Seeing what they have in recent weeks, every international coach is now convinced that referees will determine who wins this World Cup and they all expect red cards will be shown in record numbers and most likely for offences that were accidental.
And the fact that rival coaches are all on the same page is perhaps the greatest clue as to how bad things are.
When Barrett was red-carded, first Wallabies coach Michael Cheika expressed empathy for the player – suggesting that he didn't support the decision but knew why it had been made.
A day later and England coach Eddie Jones went much further, calling it ridiculous and pleading for common sense to be applied.
There's something not right when the Wallabies and England are jumping to the defence of the All Blacks.
But there is solidarity in the ranks because coaches all know the difference between foul play with intent and collisions that have unintended consequences as a result of late changing body positions and other unforeseen circumstances.
Jones and Cheika know that the game is currently a lottery and while it was Barrett red carded in Perth, in the current arbitrary world, it could just as easily be one of their own who is the victim of nonsensical refereeing at the World Cup.
After preparing players and game-plans for four years, no one really wants to get to the World Cup and find out that the referees aren't up to it but that prospect now seems unavoidable.

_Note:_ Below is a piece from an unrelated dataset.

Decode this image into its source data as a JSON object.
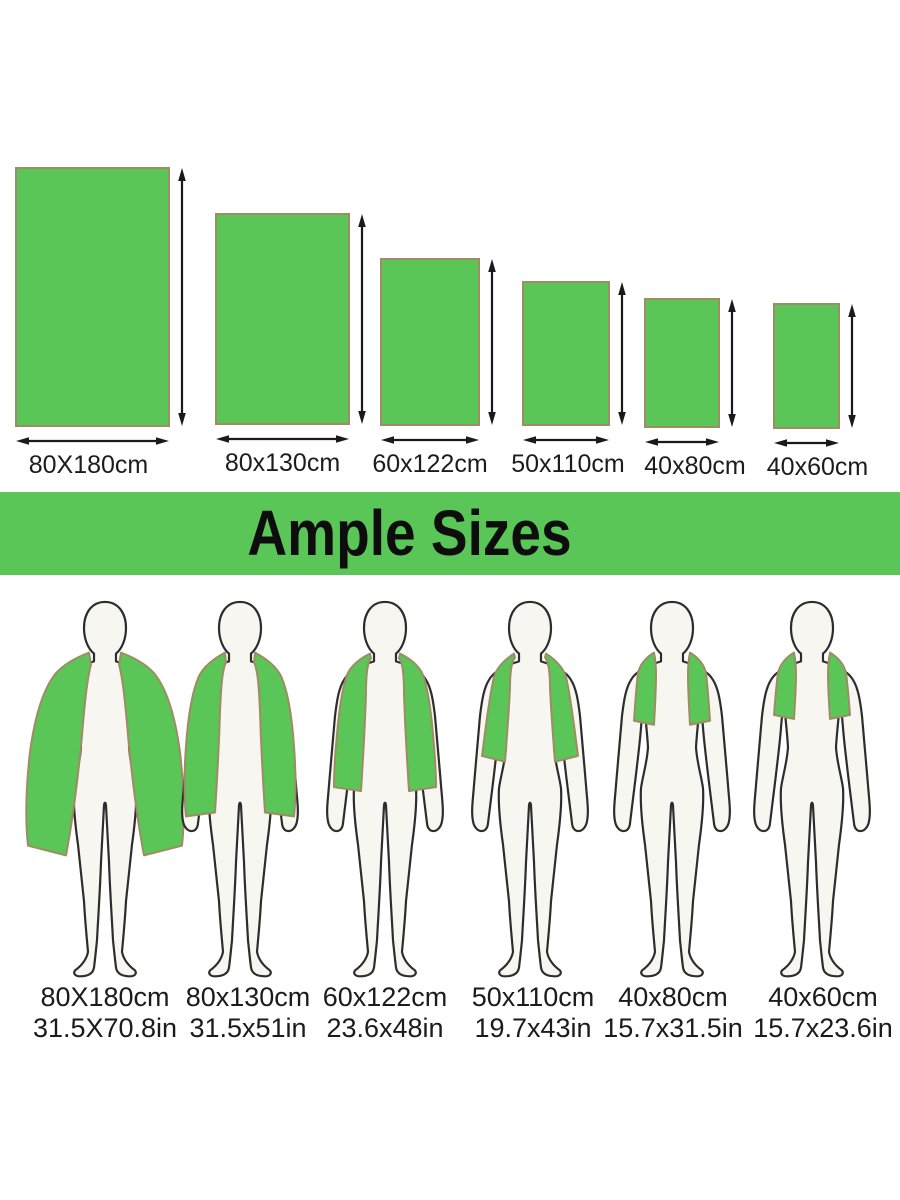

As hard as the various coaches have campaigned behind the scenes for clarity and consistency, it's clear they are not going to get it in Japan.
Why would they? They haven't seen any common sense applied this year and certainly not in the last two months.
The picture becomes increasingly not less confusing the nearer the World Cup gets and most baffling of all has been the reluctance to deal with the increased volume of neck rolling that has crept back into the game.
World Rugby is determined to protect players' heads but not their spines, apparently. One hint of a head collision and a red card could come out, but put someone in danger of being paralysed and no official can see a problem.
Ask the players about what really concerns them and it's that – being gripped around the neck and shifted with their spinal cord dangerously vulnerable.
Sam Cane spoke about this recently, saying: "Referees have dropped off neck roles a little bit. They were hard on that at the [last] World Cup, but it has crept in a wee bit. Every now and again you are at the breakdown and someone gets you around the neck and you have that second of 'oh jeepers what is going to happen here?':.
And "oh jeepers what is going to happen here?" may as well as be the universal credo for this World Cup.